İKRA = Oku! diye öğretilen kelimenin ASLI :
 
 İkra sözcüğü, karae fiilinin emir kipidir. Bu sözcük 
 İbranice ve Süryanicede de mevcuttur. Meselâ, şu anda 
 bile Süryanicede "okumak" sözcüğü için kıryono 
 kullanılır. İkri sözcüğü de "adımla, oku" anlamındadır. 
 Araştırmacılar ikra sözcüğünün hangi dilden diğerine 
 geçmiş olduğu konusunda kesin bir kanaat sahibi 
 değildirler.
 Henüz defter-kitap ortada yokken karae sözcüğü, "hayız 
 kanının rahîmde toplanması ve dışarı atılması" anlamına 
 üretilmiş [vaz edilmiş] ve zaman içerisinde de kadınların 
 hayızlı günleri ile hemen arkasından gelen kanamasız 
 günleri kapsayan dönemlerin adı olarak kullanılmıştır.

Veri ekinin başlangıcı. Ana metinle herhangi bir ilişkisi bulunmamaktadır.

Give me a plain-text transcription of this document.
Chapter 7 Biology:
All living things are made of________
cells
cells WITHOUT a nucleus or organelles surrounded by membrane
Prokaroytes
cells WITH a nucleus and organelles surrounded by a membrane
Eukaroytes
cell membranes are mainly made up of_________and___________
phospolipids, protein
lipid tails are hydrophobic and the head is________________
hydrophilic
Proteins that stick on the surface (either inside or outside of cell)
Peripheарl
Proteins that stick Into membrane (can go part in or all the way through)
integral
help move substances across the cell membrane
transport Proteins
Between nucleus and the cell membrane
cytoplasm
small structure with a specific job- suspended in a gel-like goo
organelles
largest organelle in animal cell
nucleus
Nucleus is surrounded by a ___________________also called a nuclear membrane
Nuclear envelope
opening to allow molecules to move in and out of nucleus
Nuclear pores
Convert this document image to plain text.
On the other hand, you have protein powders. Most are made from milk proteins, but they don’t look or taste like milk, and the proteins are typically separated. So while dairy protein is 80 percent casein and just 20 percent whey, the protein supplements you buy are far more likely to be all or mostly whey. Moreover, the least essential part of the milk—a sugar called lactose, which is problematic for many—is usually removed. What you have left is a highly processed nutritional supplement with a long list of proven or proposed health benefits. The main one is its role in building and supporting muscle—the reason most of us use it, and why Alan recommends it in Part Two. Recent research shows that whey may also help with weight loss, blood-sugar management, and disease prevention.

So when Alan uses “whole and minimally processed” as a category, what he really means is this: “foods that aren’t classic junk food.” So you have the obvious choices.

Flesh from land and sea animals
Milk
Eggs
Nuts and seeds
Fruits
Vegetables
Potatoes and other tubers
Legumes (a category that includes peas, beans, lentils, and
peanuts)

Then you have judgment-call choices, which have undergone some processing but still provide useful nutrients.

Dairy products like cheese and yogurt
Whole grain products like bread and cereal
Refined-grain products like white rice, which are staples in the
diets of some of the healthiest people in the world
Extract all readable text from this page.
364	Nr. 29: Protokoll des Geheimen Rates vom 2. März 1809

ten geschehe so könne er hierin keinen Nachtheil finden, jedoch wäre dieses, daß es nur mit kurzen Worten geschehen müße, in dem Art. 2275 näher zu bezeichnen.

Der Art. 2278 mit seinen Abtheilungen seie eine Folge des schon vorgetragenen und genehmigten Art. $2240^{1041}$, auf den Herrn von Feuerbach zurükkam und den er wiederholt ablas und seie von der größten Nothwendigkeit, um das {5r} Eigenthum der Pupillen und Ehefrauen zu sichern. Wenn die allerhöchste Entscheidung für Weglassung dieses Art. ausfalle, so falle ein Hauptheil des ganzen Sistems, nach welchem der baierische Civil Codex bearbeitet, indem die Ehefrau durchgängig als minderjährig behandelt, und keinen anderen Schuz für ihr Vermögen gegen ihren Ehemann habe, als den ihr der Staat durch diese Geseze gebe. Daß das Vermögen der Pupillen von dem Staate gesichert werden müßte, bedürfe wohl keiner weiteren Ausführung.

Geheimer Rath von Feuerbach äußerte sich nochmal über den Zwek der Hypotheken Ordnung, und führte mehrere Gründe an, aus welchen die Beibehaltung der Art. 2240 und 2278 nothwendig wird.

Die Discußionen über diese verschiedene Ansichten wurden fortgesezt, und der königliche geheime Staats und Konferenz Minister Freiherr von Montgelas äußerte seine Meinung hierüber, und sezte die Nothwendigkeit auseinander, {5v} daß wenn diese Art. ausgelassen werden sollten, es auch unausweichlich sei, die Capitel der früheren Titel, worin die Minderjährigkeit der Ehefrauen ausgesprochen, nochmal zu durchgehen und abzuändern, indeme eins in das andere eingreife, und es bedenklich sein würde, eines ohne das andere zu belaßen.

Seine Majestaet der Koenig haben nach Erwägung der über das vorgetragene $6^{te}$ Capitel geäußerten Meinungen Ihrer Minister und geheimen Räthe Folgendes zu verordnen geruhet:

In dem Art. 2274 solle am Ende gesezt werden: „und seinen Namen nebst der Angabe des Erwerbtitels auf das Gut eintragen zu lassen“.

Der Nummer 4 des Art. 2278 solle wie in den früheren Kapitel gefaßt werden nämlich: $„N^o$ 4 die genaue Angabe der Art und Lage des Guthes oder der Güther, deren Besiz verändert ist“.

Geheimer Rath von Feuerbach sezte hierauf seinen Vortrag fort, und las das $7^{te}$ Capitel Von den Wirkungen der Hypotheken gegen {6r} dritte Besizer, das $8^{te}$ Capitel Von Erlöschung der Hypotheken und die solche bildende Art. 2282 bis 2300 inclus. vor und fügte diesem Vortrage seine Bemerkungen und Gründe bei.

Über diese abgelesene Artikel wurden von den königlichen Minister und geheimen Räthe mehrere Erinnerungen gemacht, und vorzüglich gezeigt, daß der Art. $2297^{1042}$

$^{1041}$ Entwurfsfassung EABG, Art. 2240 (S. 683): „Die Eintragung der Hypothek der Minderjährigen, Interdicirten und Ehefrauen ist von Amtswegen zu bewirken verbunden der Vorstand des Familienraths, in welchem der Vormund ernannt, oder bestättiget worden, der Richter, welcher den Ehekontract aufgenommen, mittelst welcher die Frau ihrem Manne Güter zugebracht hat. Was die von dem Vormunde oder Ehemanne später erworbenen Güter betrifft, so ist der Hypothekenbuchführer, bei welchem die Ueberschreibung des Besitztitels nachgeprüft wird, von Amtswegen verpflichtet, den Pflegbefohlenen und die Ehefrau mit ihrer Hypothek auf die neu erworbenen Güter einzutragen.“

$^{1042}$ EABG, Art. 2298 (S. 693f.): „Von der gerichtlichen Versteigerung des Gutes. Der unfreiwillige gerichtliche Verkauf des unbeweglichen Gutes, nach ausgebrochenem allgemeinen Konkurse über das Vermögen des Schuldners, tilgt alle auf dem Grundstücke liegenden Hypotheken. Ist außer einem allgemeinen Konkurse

 Nitekim sözcüğün Bakara Sûresinin 228. Âyeti'ndeki 
 kullanımı da bu anlamdadır.
 
 ve el mutallakâtu : ve boşanmış kadınlar
 yeterabbasne : dururlar, beklerler
 bi enfusi-hinne : kendi kendilerine
 selâsete : üç
 kurûin : dönem (hayz zamanı)
 
 Daha sonra sözcük, istiare = ödünç alma yoluyla "bir 
 şeyleri biriktirip onu dağıtmak, başka yerlere nakletmek" 
 anlamında kullanılmaya başlanmıştır. "Develerin hamile 
 kalarak yavruyu rahîmde taşıyıp sonra da doğurmasına" 
 karaet'in-nâkatu denilirdi.
 
 Aynı sözcük, yukarıdakilere ek olarak "harfleri, 
 kelimeleri, cümleleri ya da bilgileri bir araya getirip 
 bir başkasına nakletme" eylemi için de kullanılmaktadır. 
 Zaten bu sözcüğün "okumak" anlamında kullanılma nedeni de 
 budur.
 
 Ne var ki, karae sözcüğünü "okumak" diye çevirmek yeterli 
 olmadığı gibi, böyle çevrilmesi onun Kur'ân'da neden 
 kullanıldığını anlamak bakımından da yanlış sonuç verir. 
 Çünkü Türkçede kullanılan "okumak" sözcüğünün karşılığı, 
 Arapçada tilâvet 'tir. Buna, hazırdaki bir metni okumak 
 diyebiliriz.
 
 Ancak Kur'ân'ın ikra sözcüğü ile bu anlamda bir okumayı 
 kastetmediği açıktır. Nitekim Biz sana biriktireceğiz ve 
 dağıttıracağız, sen de unutmayacaksın/terk etmeyeceksin. 
 A'lâ Sûresinin 6. ile Kıyâmet Sûresinin. 17–19. 
 Âyetlerinde tekrarlanan benzer ifadeler de göstermektedir 
 ki, kıraat, "önce bir şeyleri zihinde, kitapta vs. 
 toparlayıp-hazırlayıp, sonra başkalarına sözlü ya da 
 yazılı olarak aktarmaktır." Bir gazeteyi, dergi veya 
 kitabı sessizce okuyup bir şeyler öğrenmek, kıraat 
 sözcüğünün ifade ettiği "okumak" değil; tilâvet 
 sözcüğünün ifade ettiği "okumaktır." Görüldüğü üzere ikra 
 sözcüğünün temel anlamı tek bir sözcükle ifade 
 edilememektedir. Meal ve tahlilde ikra sözcüğüne "oku" 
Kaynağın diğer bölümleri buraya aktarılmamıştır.